Dans une entrevue avec Allison Lee, rédactrice du bulletin de la section Justice pénale de l’ABO, Jeff Carolin [1], avocat de la défense pénale dont la pratique est axée sur la justice réparatrice, raconte son expérience de représentation d’une plaignante dans une affaire d’agression sexuelle à travers un processus de justice réparatrice à Toronto, le premier du genre. Dans les extraits suivants de cette entrevue, Jeff explique le déroulement de ce processus, les mesures de protection potentielles pour les défendeurs qui souhaitent y participer, et les rôles que chaque acteur doit jouer tout au long du processus.
Q : Beaucoup d’entre nous ont entendu parler de la justice réparatrice en ce qui concerne les personnes ou les jeunes autochtones accusés d’un crime. Pourriez-vous nous parler un peu du type de travail de justice réparatrice que vous avez effectué avec les survivantes d’agressions sexuelles ?
R : J’aimerais commencer par attribuer quelque chose à Marlee Liss[2], qui était ma cliente et qui m’a expressément demandé d’utiliser son nom lorsque je parle de son affaire. Marlee était une plaignante dans une affaire d’agression sexuelle qui était en passe de faire l’objet d’un procès avec jury devant la Cour supérieure de Toronto. Je ne pense pas pouvoir m’exprimer mieux que ce qu’elle m’a dit, à savoir qu’après avoir été agressée, elle pensait n’avoir que deux choix : garder le silence ou appeler la police. Elle a finalement décidé d’appeler la police, mais son expérience, telle qu’elle me l’a racontée, et plus tard à toutes les parties concernées, était que le fait d’être témoin dans le cadre de l’accusation de l’État était, en soi, une expérience traumatisante.
Une définition du traumatisme est l’expérience d’un événement qui dépasse la capacité de l’organisme à le gérer, et l’agression sexuelle entre certainement dans cette catégorie. Le fait que cet événement soit, à nouveau, hors de son contrôle en ce qui concerne l’accusation — elle n’avait aucun contrôle sur le moment, aucun contrôle sur ce qui se passerait ; elle a été soumise à un contre-interrogatoire rigoureux dans le cadre de l’enquête préliminaire — a causé un traumatisme supplémentaire. En passant par toutes ces étapes, elle n’a jamais eu l’impression que c’était dans son intérêt et, en fin de compte, elle a conclu que ce ne l’était pas. Elle a également estimé que le processus n’était pas dans l’intérêt supérieur du point de vue de la sécurité publique, car, comme elle l’a dit : pourquoi le meilleur résultat possible, du point de vue du système de justice pénale, serait que cet homme soit condamné et aille en prison pendant deux ou trois ans ? En quoi cela va-t-il me rendre plus sûre, moi ou d’autres personnes susceptibles d’être agressées ? Marlee et moi sommes d’accord sur le fait qu’il est fondamentalement contradictoire, pour notre système, d’incarcérer des personnes dans des institutions violentes afin qu’elles puissent « apprendre une leçon » et de s’attendre à ce qu’elles soient réhabilitées et contribuent à la société de manière prosociale une fois libérées. J’ajouterais que rien ne prouve que les peines d’emprisonnement dissuadent d’autres personnes de commettre des crimes de même nature.

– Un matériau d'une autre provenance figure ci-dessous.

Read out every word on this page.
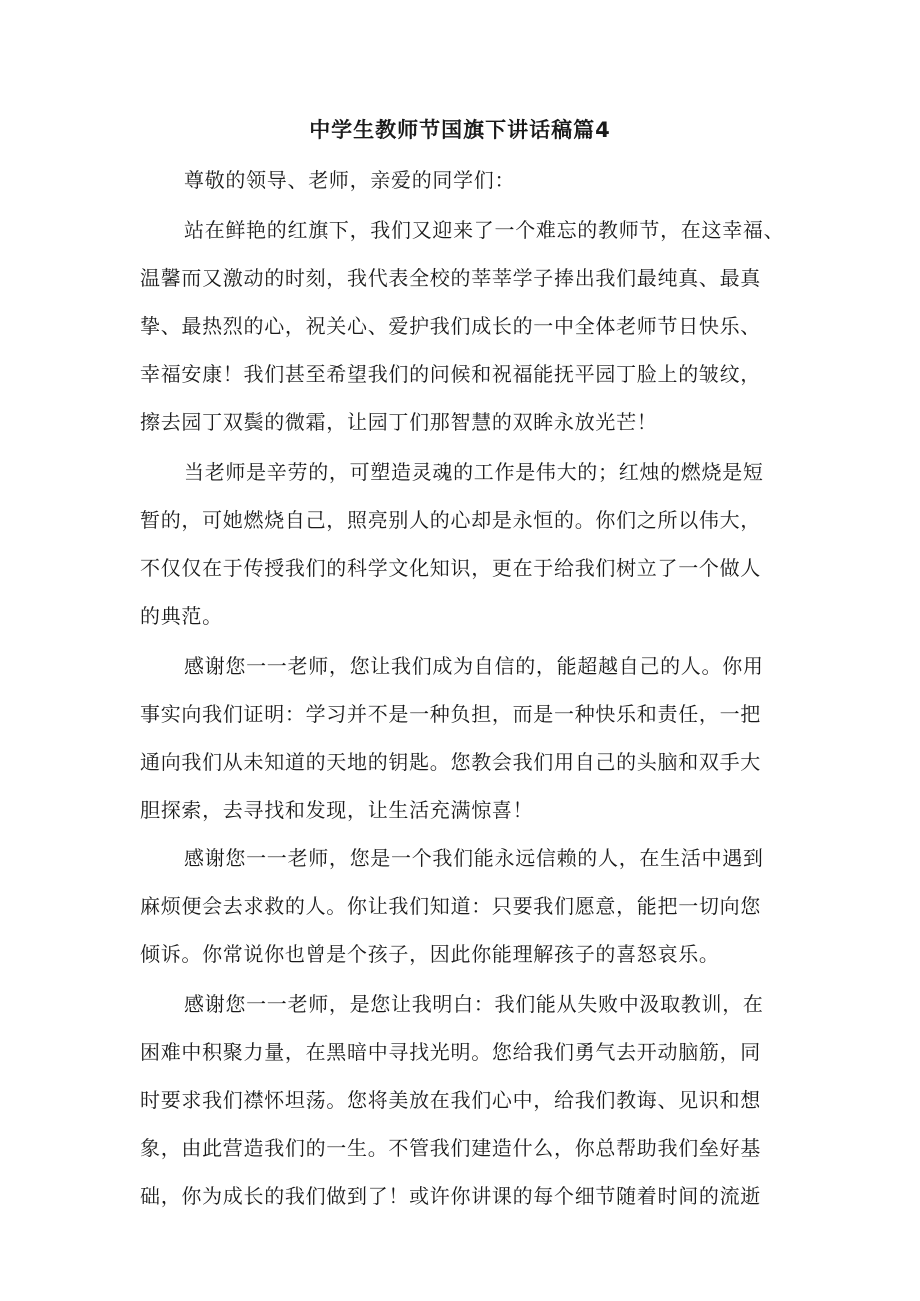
中学生教师节国旗下讲话稿篇4
尊敬的领导、老师，亲爱的同学们：
站在鲜艳的红旗下，我们又迎来了一个难忘的教师节，在这幸福、
温馨而又激动的时刻，我代表全校的莘莘学子捧出我们最纯真、最真
挚、最热烈的心，祝关心、爱护我们成长的一中全体老师节日快乐、
幸福安康！我们甚至希望我们的问候和祝福能抚平园丁脸上的皱纹，
擦去园丁双鬓的微霜，让园丁们那智慧的双眸永放光芒！
当老师是辛劳的，可塑造灵魂的工作是伟大的；红烛的燃烧是短
暂的，可她燃烧自己，照亮别人的心却是永恒的。你们之所以伟大，
不仅仅在于传授我们的科学文化知识，更在于给我们树立了一个做人
的典范。
感谢您一一老师，您让我们成为自信的，能超越自己的人。你用
事实向我们证明：学习并不是一种负担，而是一种快乐和责任，一把
通向我们从未知道的天地的钥匙。您教会我们用自己的头脑和双手大
胆探索，去寻找和发现，让生活充满惊喜！
感谢您一一老师，您是一个我们能永远信赖的人，在生活中遇到
麻烦便会去求救的人。你让我们知道：只要我们愿意，能把一切向您
倾诉。你常说你也曾是个孩子，因此你能理解孩子的喜怒哀乐。
感谢您一一老师，是您让我明白：我们能从失败中汲取教训，在
困难中积聚力量，在黑暗中寻找光明。您给我们勇气去开动脑筋，同
时要求我们襟怀坦荡。您将美放在我们心中，给我们教诲、见识和想
象，由此营造我们的一生。不管我们建造什么，你总帮助我们垒好基
础，你为成长的我们做到了！或许你讲课的每个细节随着时间的流逝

J’essaie de poursuivre ce travail de toutes les manières possibles parce que je pense qu’il est important qu’il existe une option différente, qui ne sera pas nécessairement appropriée dans tous les cas, mais qui permet aux participants du système judiciaire de choisir une voie non conflictuelle si les parties sont disposées à le faire et de prendre ces moments de préjudice, de préjudice très grave, et de les transformer en une guérison personnelle, interpersonnelle et systémique.
Q : À quoi est-ce que cela ressemble en pratique ? Comment peut-on s’engager sur la voie de la justice réparatrice dans les affaires d’agression sexuelle ?
R : Le plus important est que la personne lésée veuille prendre part au processus. L’une des caractéristiques de la justice réparatrice est qu’elle pose des questions différentes de celles du système de justice pénale. Comme le dit Howard Zehr, le système de justice pénale pose les questions suivantes : une règle a-t-elle été enfreinte ? Qui l’a enfreinte ? Et, si nous pouvons prouver ces deux éléments, quelle devrait être la punition ? Alors que les questions posées par la justice réparatrice sont : qui a été lésé ? Quels sont les besoins de la personne lésée ? Et à qui incombe la responsabilité de répondre à ces besoins ?
C’est donc relativement simple, mais je pense que ces questions sont très puissantes, car nous commençons par déterminer qui est lésé. Lorsque nous supprimons la prison des résultats possibles, comme c’est le cas dans la plupart des pratiques de justice réparatrice (mais pas toutes), nous n’avons pas besoin de concentrer toute notre énergie sur la garantie des droits procéduraux de l’accusé. Nous pouvons nous concentrer sur la personne qui a été blessée et découvrir quels sont ses besoins. Souvent, et cela correspond au cas de Marlee, les personnes qui ont survécu à une agression veulent pouvoir transmettre l’impact de ce préjudice directement à la personne qui l’a causé, sans passer par un avocat, sans passer par le prisme des règles de la preuve et des règles de la cour. Cela permet également à la survivante de poser certaines questions : pourquoi moi ? À quoi pensiez-vous ? Que s’est-il passé dans votre vie qui vous a conduit à faire cela ? Les processus que nous pouvons créer pour faciliter cela s’inscrivent en fait très bien dans les approches de la guérison des traumatismes.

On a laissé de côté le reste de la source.